L'actrice-révélation de Jeune et Jolie s'est confié sur le film de François Ozon.
À Cannes, il n’y en a eu que pour Marine Vacth et Adèle Exarchopoulos, la châtain diaphane de Jeune & Jolie et la brune piquante de La vie d’Adèle. Deux styles, deux incarnations cinématographiques de l’adolescence et de la sexualité (cérébrale et cynique pour l’une ; physique et libératrice pour l’autre), deux révélations fracassantes qui ont enflammé l’imagination des chroniqueurs. "Il y a plein d’erreurs dans ma bio", s’empresse de préciser Marine Vacth à ce sujet, dans un sourire qui éclaire son visage un peu grave. Vraiment ? Primo, elle n’est pas née en 1990 mais en 1991. Secundo, son père n’a jamais porté plainte contre un magazine féminin qui aurait montré des photos d’elle un peu dénudées alors qu’elle était apprentie mannequin et mineure.
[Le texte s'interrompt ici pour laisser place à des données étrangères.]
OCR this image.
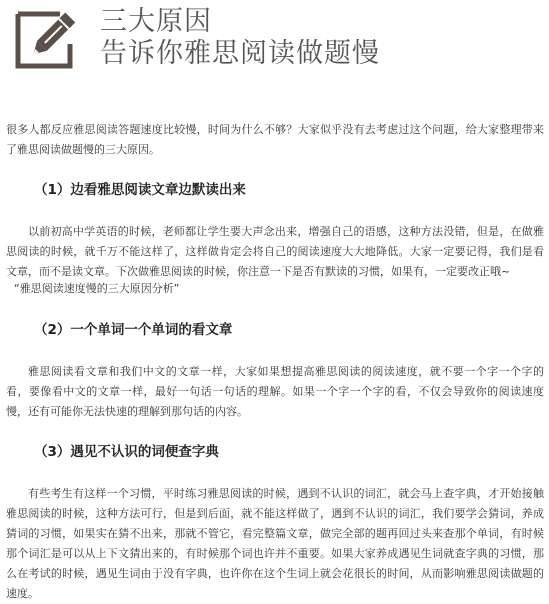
三大原因
告诉你雅思阅读做题慢

很多人都反应雅思阅读答题速度比较慢，时间为什么不够？大家似乎没有去考虑过这个问题，给大家整理带来了雅思阅读做题慢的三大原因。

（1）边看雅思阅读文章边默读出来

以前初高中学英语的时候，老师都让学生要大声念出来，增强自己的语感，这种方法没错，但是，在做雅思阅读的时候，就千万不能这样了，这样做肯定会将自己的阅读速度大大地降低。大家一定要记得，我们是看文章，而不是读文章。下次做雅思阅读的时候，你注意一下是否有默读的习惯，如果有，一定要改正哦~

“雅思阅读速度慢的三大原因分析”

（2）一个单词一个单词的看文章

雅思阅读看文章和我们中文的文章一样，大家如果想提高雅思阅读的阅读速度，就不要一个字一个字的看，要像看中文的文章一样，最好一句话一句话的理解。如果一个字一个字的看，不仅会导致你的阅读速度慢，还有可能你无法快速的理解到那句话的内容。

（3）遇见不认识的词便查字典

有些考生有这样一个习惯，平时练习雅思阅读的时候，遇到不认识的词汇，就会马上查字典，才开始接触雅思阅读的时候，这种方法可行，但是到后面，就不能这样做了，遇到不认识的词汇，我们要学会猜词，养成猜词的习惯，如果实在猜不出来，那就不管它，看完整篇文章，做完全部的题再回过头来查那个单词，有时候那个词汇是可以从上下文猜出来的，有时候那个词也许并不重要。如果大家养成遇见生词就查字典的习惯，那么在考试的时候，遇见生词由于没有字典，也许你在这个生词上就会花很长的时间，从而影响雅思阅读做题的速度。
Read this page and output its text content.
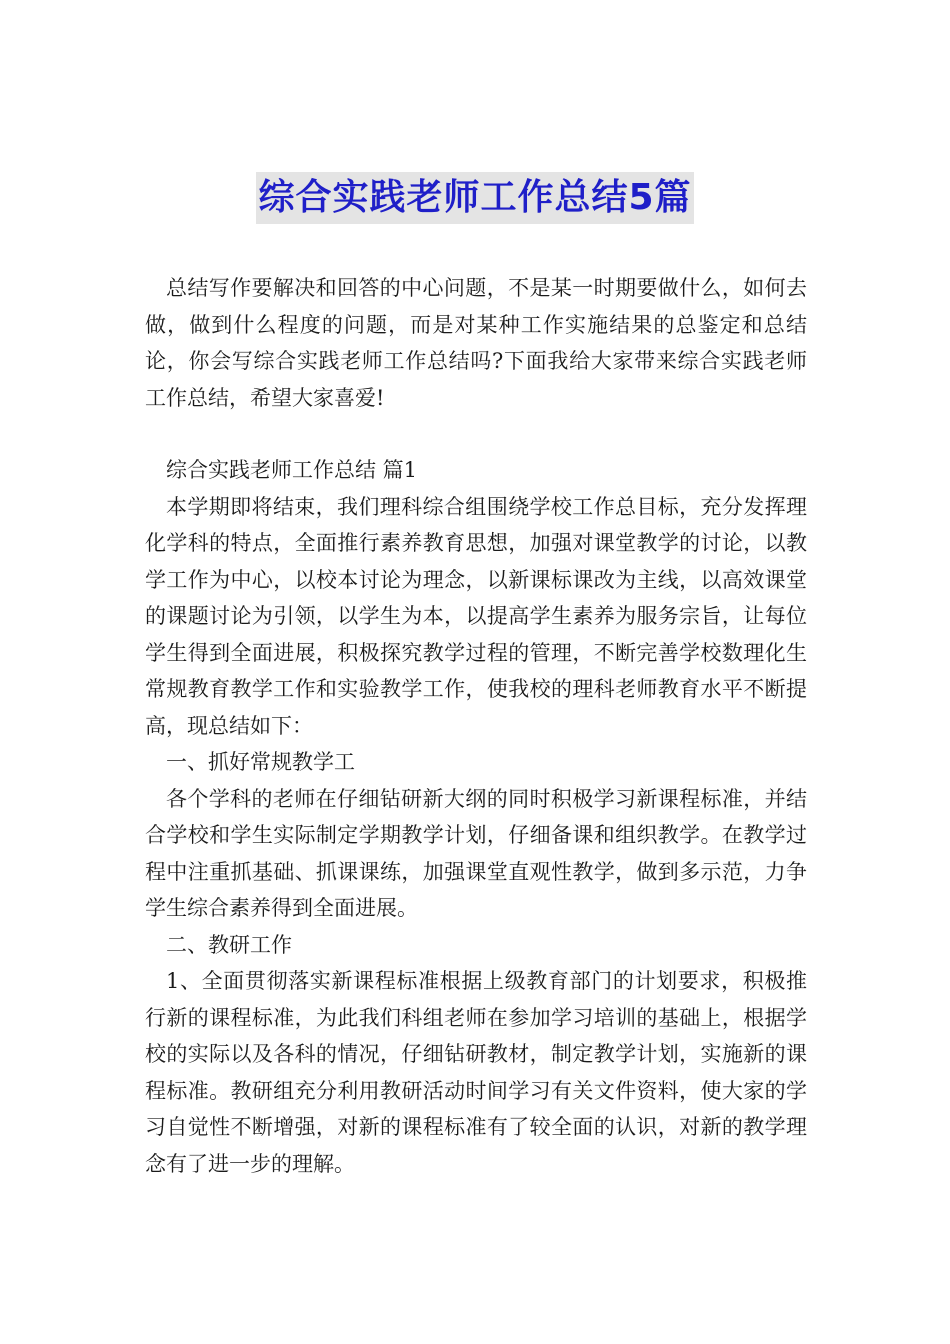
综合实践老师工作总结5篇

总结写作要解决和回答的中心问题，不是某一时期要做什么，如何去做，做到什么程度的问题，而是对某种工作实施结果的总鉴定和总结论，你会写综合实践老师工作总结吗?下面我给大家带来综合实践老师工作总结，希望大家喜爱!

综合实践老师工作总结 篇1

本学期即将结束，我们理科综合组围绕学校工作总目标，充分发挥理化学科的特点，全面推行素养教育思想，加强对课堂教学的讨论，以教学工作为中心，以校本讨论为理念，以新课标课改为主线，以高效课堂的课题讨论为引领，以学生为本，以提高学生素养为服务宗旨，让每位学生得到全面进展，积极探究教学过程的管理，不断完善学校数理化生常规教育教学工作和实验教学工作，使我校的理科老师教育水平不断提高，现总结如下：

一、抓好常规教学工

各个学科的老师在仔细钻研新大纲的同时积极学习新课程标准，并结合学校和学生实际制定学期教学计划，仔细备课和组织教学。在教学过程中注重抓基础、抓课课练，加强课堂直观性教学，做到多示范，力争学生综合素养得到全面进展。

二、教研工作

1、全面贯彻落实新课程标准根据上级教育部门的计划要求，积极推行新的课程标准，为此我们科组老师在参加学习培训的基础上，根据学校的实际以及各科的情况，仔细钻研教材，制定教学计划，实施新的课程标准。教研组充分利用教研活动时间学习有关文件资料，使大家的学习自觉性不断增强，对新的课程标准有了较全面的认识，对新的教学理念有了进一步的理解。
Tertio, les relations avec ses parents ne sont pas si tendues qu’on a bien voulu l’écrire – elle n’approfondira pas. "Quand on met des phrases entre guillemets dans un portrait et que la nuance n’est pas faite, ça peut prêter à confusion", regrette-t-elle. "Par ailleurs, je n’ai pas mesuré l’impact des mots que j’avais employés lors de ma première grande interview (donnée à Next, fin 2011, ndlr)". Contrôle-t-elle mieux sa communication depuis ? "Pas spécialement... Ce n’est pas l’exercice que je préfère... Disons que je fais un peu plus attention", répond-elle, hésitante. Sa timidité est manifeste, vieux reste d’une adolescence interrompue à quinze ans lorsqu’elle fut repérée par un chasseur de têtes d’une agence de mannequins. "J’étais assez sauvage, pas du tout prête à faire carrière dans un univers qui ne me fascinait pas. Mais j’étais curieuse..." Le mystère Vacth réside dans ce grand écart permanent entre le désir et la retenue, entre la lucidité et une forme d’innocence, que la jeune femme résume par une distance qu’elle a depuis toujours par rapport aux choses. "Ça ne veut pas dire que je m’en fous mais, aujourd’hui, n’importe qui est surmédiatisé. Il faut relativiser... "
Actrice à plein temps
Fidèle à sa nature détachée, Marine Vacth n’a pas sauté au plafond lorsqu’elle a décroché le rôle de Jeune & Jolie. "Je suis passée par plein d’états différents en lisant le scénario. J’ai très mal dormi. Cette histoire tenait vraiment sur un fil, ça pouvait marcher ou pas. J’ai eu besoin d’être rassurée sur la façon dont je serais filmée, notamment pour les scène de nudité, et sur le fait que Jeune & Jolie ne s’apparenterait pas à un dossier sur la prostitution des jeunes car ce n’est pas quelque chose que j’aurais eu envie de défendre. Non seulement François a balayé mes doutes mais il a tout fait pour me protéger et me mettre en confiance en m’impliquant très tôt dans la fabrication du film." L’actrice presque débutante (deux seconds rôles dans Ma part du gâteau et Ce que le jour doit à la nuit) a ainsi eu son mot à dire sur le choix des costumes d’Isabelle, ado négligée occasionnellement femme apprêtée, ou sur la désignation de celui qui allait jouer son petit frère, personnage relativement clé de l’histoire... Jeune femme de caractère, Marine Vacth ne craint pas d’être prisonnière d’un rôle, mauvais sort que les Cassandre médiatiques réservent à celles qui se livrent corps et âmes à la caméra. Vous lui citez le cas Maria Schneider (Le dernier tango à Paris, puis l’éclipse), elle vous sort le contre-exemple Charlotte Rampling (Portier de nuit, formidable tremplin). "J’ai l’impression que, dans ce milieu, on s’inscrit dans quelque chose malgré soi, dit-elle. Personnellement, je ne me plie pas forcément aux envies des autres. Ce n’est pas ma vision de la vie." De plus en plus actrice, Marine Vacth compte prochainement tourner le premier film de Joan Chemla, dont le court métrage L’homme à la cervelle d’or avait révélé chez elle le goût du jeu. Fidèle, entière, déterminée, Marine vaque tranquillement à son destin. On prédit qu’il sera grand.